Let's see what happens but I won't ever pass judgement on any first ever 'built from scratch' 'alpha' release of something.
However this preview release is a big downer for me. I know it is a work in progress but it is missing some key features like the RSS reader, the ctrl + z combo to bring back closed tabs and many more. So I'm not switching just yet but I'm hopeful.
and the biggest annoyance (which was only working in opera before): i usually set up custom domains to my local development like lepunk.loc or similar. opera used to interpret it correctly but now it does what any other browser do: does a google search
"Unread" and "Received" folders, that seem to contain pretty much the same thing until you read them, then it is removed from both.
This is Chrome. I was hoping for Tab Overflow? No Drop Down list of Open Tabs.
They kept it like Opera, which means no H.264 support.
Basically that means i am sticking to Firefox.
Apparently people are forgetting that this a preview release.
The features familiar to Opera users that are missing will be added in the next iterations.
It's a clear and simple thing to understand. Quit whining already.
Opera Next aren't going to be released next week, so they can still migrate a lot of features, but I do agree with those who are concerned that they won't manage to move "enough" features to keep all their old users. I also wonder how fare they are will to diverge from Chromium, the further away they go, the harder it might be to keep in sync.
One have to wonder: "How important is the desktop browser to Opera business?" Do they make enough money on the desktop version to make it worth porting every single feature in order to keep all their current users?
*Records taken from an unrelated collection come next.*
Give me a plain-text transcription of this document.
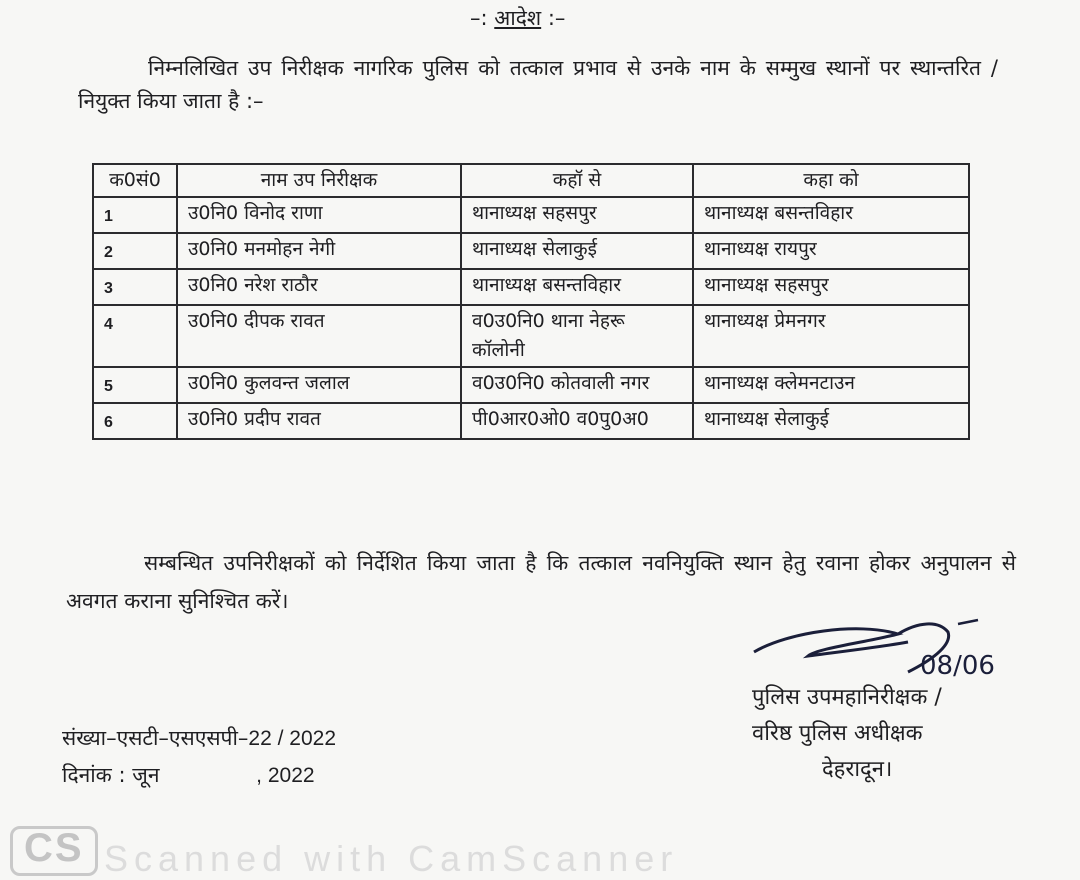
–: आदेश :–
निम्नलिखित उप निरीक्षक नागरिक पुलिस को तत्काल प्रभाव से उनके नाम के सम्मुख स्थानों पर स्थान्तरित / नियुक्त किया जाता है :–
क0सं0	नाम उप निरीक्षक	कहॉ से	कहा को
1	उ0नि0 विनोद राणा	थानाध्यक्ष सहसपुर	थानाध्यक्ष बसन्तविहार
2	उ0नि0 मनमोहन नेगी	थानाध्यक्ष सेलाकुई	थानाध्यक्ष रायपुर
3	उ0नि0 नरेश राठौर	थानाध्यक्ष बसन्तविहार	थानाध्यक्ष सहसपुर
4	उ0नि0 दीपक रावत	व0उ0नि0 थाना नेहरू कॉलोनी	थानाध्यक्ष प्रेमनगर
5	उ0नि0 कुलवन्त जलाल	व0उ0नि0 कोतवाली नगर	थानाध्यक्ष क्लेमनटाउन
6	उ0नि0 प्रदीप रावत	पी0आर0ओ0 व0पु0अ0	थानाध्यक्ष सेलाकुई
सम्बन्धित उपनिरीक्षकों को निर्देशित किया जाता है कि तत्काल नवनियुक्ति स्थान हेतु रवाना होकर अनुपालन से अवगत कराना सुनिश्चित करें।
08/06
संख्या–एसटी–एसएसपी–22 / 2022
दिनांक : जून	, 2022
पुलिस उपमहानिरीक्षक /
वरिष्ठ पुलिस अधीक्षक
देहरादून।
CS Scanned with CamScanner
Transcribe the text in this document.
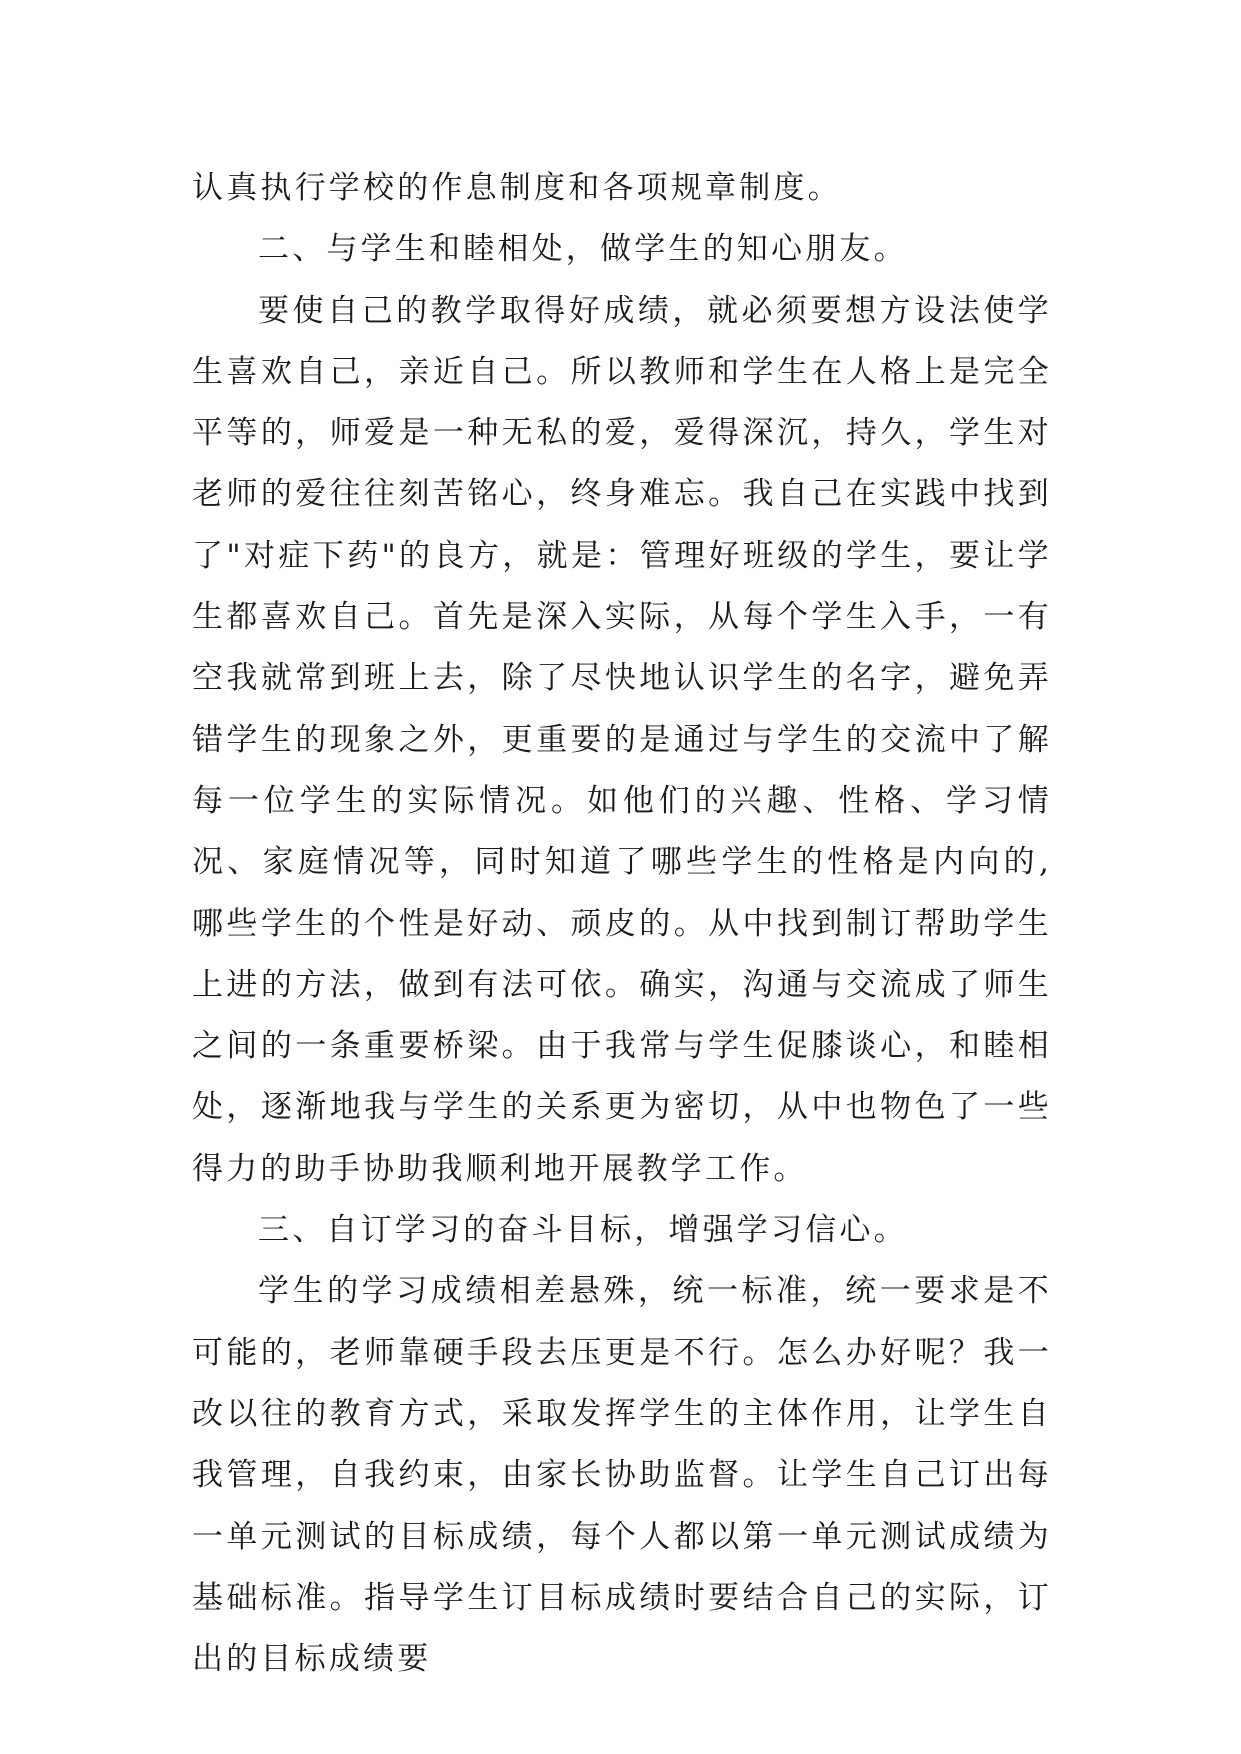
认真执行学校的作息制度和各项规章制度。

二、与学生和睦相处，做学生的知心朋友。

要使自己的教学取得好成绩，就必须要想方设法使学生喜欢自己，亲近自己。所以教师和学生在人格上是完全平等的，师爱是一种无私的爱，爱得深沉，持久，学生对老师的爱往往刻苦铭心，终身难忘。我自己在实践中找到了"对症下药"的良方，就是：管理好班级的学生，要让学生都喜欢自己。首先是深入实际，从每个学生入手，一有空我就常到班上去，除了尽快地认识学生的名字，避免弄错学生的现象之外，更重要的是通过与学生的交流中了解每一位学生的实际情况。如他们的兴趣、性格、学习情况、家庭情况等，同时知道了哪些学生的性格是内向的,哪些学生的个性是好动、顽皮的。从中找到制订帮助学生上进的方法，做到有法可依。确实，沟通与交流成了师生之间的一条重要桥梁。由于我常与学生促膝谈心，和睦相处，逐渐地我与学生的关系更为密切，从中也物色了一些得力的助手协助我顺利地开展教学工作。

三、自订学习的奋斗目标，增强学习信心。

学生的学习成绩相差悬殊，统一标准，统一要求是不可能的，老师靠硬手段去压更是不行。怎么办好呢？我一改以往的教育方式，采取发挥学生的主体作用，让学生自我管理，自我约束，由家长协助监督。让学生自己订出每一单元测试的目标成绩，每个人都以第一单元测试成绩为基础标准。指导学生订目标成绩时要结合自己的实际，订出的目标成绩要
I'd try it out full-time but I can't live without my 1password extension :/
You don't need to install any Adobe crapware, still you can use it. Also you can disable it and set it up to use it like the Click-to-Flash extension.
Never having to use the chrome bookmark manager again (or firefoxes or safaris) is a huge sell for me.
As for all the features they dropped, Im sure there are or will be extensions for that. Personally, I prefer the browser to be screaming fast with just enough features that I need. I could never switch to opera in the past because it was simply too slow.
Also, I wont get ads for Google products in browser or prompts to "login" to my browser as Google has been doing lately. YAY!